Brownell v. Carija, 254 F.2d 78, 80 (D.C. Cir. 1957)

Quote #5 Shows that only H and L visa allow for dual intent, which incorrectly makes most people assume that a person in TN status cannot file an I-485, while it is the inverse that is true. A person in TN status can file an I-485, but once that I-485 is filed, they are no longer eligible to file for a TN. this of course is not a problem as long as the person files for an EAD and AP in a timely manner.
Under Section 214(b) of the Immigration and Nationality Act, (Act), most nonimmigrants who apply for adjustment of status to that of permanent residents of the United States are presumed to be intending immigrants and, therefore, are no longer eligible to maintain nonimmigrant status. Section 214(h) of the Act, however, permits aliens described in section 101(a)(15)(H)(i) and (L) of the Act, i.e., temporary workers in specialty occupations, intracompany managerial or executive transferees, and their dependent spouses and children, to maintain their nonimmigrant status during the pendency of their applications for adjustment of status.

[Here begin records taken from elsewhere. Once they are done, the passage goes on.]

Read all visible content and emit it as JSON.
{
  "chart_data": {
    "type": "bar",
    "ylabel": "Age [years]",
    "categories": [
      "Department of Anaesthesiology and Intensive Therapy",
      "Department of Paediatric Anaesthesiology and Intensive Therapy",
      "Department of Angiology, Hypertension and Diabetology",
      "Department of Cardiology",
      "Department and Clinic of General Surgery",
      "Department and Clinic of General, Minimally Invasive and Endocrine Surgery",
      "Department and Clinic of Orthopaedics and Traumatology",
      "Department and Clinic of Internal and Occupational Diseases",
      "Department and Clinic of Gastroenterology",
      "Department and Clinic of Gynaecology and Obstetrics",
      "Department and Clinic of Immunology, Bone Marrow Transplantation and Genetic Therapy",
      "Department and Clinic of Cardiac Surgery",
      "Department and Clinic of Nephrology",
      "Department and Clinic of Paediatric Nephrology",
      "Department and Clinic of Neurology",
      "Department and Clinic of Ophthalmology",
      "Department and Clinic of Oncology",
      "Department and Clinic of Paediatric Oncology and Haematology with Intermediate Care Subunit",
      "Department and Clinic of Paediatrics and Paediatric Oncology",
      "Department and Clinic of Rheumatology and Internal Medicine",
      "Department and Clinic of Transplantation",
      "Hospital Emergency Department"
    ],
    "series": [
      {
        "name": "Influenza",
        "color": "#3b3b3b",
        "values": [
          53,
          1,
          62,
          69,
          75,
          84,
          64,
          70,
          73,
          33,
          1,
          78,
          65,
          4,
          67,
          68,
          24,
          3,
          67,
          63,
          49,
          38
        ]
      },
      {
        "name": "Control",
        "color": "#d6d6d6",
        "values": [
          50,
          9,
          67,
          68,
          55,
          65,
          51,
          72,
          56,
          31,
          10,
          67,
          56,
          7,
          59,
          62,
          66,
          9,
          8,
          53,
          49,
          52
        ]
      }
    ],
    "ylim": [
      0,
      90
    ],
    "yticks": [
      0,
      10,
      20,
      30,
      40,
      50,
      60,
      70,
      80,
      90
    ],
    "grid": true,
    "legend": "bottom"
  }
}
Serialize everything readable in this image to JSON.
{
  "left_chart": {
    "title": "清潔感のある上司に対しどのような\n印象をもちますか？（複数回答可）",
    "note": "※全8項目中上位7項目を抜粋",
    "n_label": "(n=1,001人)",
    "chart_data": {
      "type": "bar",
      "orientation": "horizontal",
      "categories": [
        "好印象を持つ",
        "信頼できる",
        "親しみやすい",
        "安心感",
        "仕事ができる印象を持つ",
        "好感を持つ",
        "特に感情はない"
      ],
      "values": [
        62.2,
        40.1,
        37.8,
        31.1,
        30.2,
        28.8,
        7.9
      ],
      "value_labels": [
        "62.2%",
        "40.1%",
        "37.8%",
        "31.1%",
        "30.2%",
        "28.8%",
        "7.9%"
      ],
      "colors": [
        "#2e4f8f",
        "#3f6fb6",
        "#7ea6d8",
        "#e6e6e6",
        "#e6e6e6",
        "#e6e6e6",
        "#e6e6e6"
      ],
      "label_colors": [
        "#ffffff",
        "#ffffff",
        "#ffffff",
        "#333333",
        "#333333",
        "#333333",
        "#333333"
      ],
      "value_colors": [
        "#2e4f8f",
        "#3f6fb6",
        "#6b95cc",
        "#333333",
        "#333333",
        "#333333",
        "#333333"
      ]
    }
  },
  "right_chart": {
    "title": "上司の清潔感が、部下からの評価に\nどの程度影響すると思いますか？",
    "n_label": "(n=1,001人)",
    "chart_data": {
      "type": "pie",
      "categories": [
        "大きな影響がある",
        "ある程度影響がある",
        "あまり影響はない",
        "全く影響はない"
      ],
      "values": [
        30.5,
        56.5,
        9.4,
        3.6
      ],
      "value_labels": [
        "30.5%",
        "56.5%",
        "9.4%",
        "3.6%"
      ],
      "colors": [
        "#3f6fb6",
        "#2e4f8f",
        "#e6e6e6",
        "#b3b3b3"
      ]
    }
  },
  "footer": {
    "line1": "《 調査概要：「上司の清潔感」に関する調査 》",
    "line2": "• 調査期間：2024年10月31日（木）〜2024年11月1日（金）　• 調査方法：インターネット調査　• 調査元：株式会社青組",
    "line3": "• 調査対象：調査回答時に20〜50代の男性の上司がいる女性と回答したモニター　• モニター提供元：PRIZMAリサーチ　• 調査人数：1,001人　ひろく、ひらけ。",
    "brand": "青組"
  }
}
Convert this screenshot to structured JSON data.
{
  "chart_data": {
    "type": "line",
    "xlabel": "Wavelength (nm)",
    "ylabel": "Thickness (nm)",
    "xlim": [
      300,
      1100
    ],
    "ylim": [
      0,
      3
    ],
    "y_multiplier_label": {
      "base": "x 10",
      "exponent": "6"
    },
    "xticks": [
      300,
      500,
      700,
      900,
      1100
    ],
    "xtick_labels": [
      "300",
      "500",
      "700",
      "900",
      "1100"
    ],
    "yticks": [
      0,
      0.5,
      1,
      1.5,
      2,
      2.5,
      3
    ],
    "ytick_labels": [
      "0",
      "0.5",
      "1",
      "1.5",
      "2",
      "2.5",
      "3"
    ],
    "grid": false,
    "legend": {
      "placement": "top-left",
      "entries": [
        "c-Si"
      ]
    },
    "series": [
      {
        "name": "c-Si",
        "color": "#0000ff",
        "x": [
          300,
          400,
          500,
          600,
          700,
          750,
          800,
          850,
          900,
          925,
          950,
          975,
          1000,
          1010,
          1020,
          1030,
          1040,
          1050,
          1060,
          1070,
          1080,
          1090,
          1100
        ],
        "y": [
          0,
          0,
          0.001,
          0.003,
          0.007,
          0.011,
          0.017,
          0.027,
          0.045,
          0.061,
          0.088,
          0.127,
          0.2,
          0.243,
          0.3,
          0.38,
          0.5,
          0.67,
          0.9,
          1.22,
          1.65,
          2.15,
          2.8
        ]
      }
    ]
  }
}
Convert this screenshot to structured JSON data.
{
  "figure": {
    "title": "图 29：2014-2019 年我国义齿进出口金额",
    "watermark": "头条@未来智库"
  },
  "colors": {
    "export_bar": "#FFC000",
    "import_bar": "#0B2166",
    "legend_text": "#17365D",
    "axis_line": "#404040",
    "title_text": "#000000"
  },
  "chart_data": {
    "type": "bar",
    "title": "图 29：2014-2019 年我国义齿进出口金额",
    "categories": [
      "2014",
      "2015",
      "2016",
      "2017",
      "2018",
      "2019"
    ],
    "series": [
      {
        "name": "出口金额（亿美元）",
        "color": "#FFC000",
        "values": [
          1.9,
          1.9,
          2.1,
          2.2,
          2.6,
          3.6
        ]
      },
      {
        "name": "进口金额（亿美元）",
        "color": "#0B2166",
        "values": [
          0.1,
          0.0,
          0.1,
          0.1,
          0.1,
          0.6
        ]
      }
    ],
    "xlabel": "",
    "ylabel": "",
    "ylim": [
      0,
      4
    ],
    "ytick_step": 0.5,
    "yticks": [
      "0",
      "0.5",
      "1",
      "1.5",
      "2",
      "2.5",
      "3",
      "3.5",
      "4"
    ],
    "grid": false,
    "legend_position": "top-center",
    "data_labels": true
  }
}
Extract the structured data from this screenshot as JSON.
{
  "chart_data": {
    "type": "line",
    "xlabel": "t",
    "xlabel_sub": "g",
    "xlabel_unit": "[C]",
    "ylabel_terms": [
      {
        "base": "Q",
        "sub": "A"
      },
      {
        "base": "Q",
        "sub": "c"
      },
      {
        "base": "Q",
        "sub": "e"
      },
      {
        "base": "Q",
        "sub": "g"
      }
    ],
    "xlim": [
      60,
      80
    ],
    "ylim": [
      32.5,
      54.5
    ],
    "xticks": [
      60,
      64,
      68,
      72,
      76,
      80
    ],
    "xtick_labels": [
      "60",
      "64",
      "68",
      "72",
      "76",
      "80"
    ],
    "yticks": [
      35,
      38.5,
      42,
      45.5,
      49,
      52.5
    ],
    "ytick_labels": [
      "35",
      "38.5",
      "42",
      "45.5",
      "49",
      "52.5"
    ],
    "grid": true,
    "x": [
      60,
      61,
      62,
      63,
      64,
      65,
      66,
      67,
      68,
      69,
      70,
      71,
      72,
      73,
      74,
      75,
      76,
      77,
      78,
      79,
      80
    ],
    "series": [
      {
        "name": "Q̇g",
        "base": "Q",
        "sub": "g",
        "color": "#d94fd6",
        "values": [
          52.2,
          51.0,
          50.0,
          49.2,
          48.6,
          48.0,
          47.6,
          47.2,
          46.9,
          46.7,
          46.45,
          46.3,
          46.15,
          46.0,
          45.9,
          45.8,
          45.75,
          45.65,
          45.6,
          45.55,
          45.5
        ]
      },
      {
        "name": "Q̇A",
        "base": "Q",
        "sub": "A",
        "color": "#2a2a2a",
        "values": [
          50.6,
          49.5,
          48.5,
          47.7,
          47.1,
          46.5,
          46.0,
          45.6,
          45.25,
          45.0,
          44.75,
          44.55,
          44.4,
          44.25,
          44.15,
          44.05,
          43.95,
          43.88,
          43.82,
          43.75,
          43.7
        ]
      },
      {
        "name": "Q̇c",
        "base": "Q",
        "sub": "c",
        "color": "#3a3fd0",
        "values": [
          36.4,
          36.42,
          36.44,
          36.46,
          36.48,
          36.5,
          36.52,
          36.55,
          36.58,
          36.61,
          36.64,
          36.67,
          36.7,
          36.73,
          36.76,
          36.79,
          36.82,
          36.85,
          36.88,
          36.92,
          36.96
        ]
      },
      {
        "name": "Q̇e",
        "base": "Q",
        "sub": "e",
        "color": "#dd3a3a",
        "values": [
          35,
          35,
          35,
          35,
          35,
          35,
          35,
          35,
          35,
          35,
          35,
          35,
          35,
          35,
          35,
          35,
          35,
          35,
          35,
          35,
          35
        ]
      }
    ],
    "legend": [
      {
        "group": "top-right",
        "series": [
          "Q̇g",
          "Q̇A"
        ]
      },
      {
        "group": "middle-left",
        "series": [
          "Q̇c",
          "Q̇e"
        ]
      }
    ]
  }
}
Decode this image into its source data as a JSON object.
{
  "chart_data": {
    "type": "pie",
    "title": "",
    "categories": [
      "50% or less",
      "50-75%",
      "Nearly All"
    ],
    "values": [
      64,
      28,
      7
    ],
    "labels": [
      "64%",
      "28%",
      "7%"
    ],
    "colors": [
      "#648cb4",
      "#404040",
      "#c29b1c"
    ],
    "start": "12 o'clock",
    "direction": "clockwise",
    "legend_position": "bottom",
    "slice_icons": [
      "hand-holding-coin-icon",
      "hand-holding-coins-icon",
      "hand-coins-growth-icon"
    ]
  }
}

Quote #6 addresses the issue of a spouse of an I-140 beneficiary, where by the SPOUSE is entering in TN status (but not the actual I-140 applicant).
CBP Letter Addresses Immigrant Intent for TN Applicant Married to I-140 Beneficiary (uploaded to AILA on 2/12/2009)
A 4/21/08 letter from Paul Morris, Executive Director, Admissibility and Passenger Programs, CBP, addresses immigrant intent for a TN applicant whose spouse is the beneficiary of an I-140 petition. Courtesy of Charles Herrington. AILA Doc. No. 09021280.
 

jesuisfdo

Registered Users (C)
#15
Hi you guys!
I have a question... my boss is willing to sponsor my GC and he asked me what the procedure is.
I have a 3yrTN visa I'm Mexican and have been here almost a year, according to the "TN to GC Guide" my first step to take is to fill out the PERM, right?
My question is... do you think my case would be no different than what it is for Canadians? Am I in any risk of loosing my chance here?
I would appreciate any suggestions.
Regards,
Fernando
 

nelsona

Registered Users (C)
#16
You case would be no different except that you need to keep a TN visa as well as status, and that your GC quota will be under the Mexico quota and not the rest of world.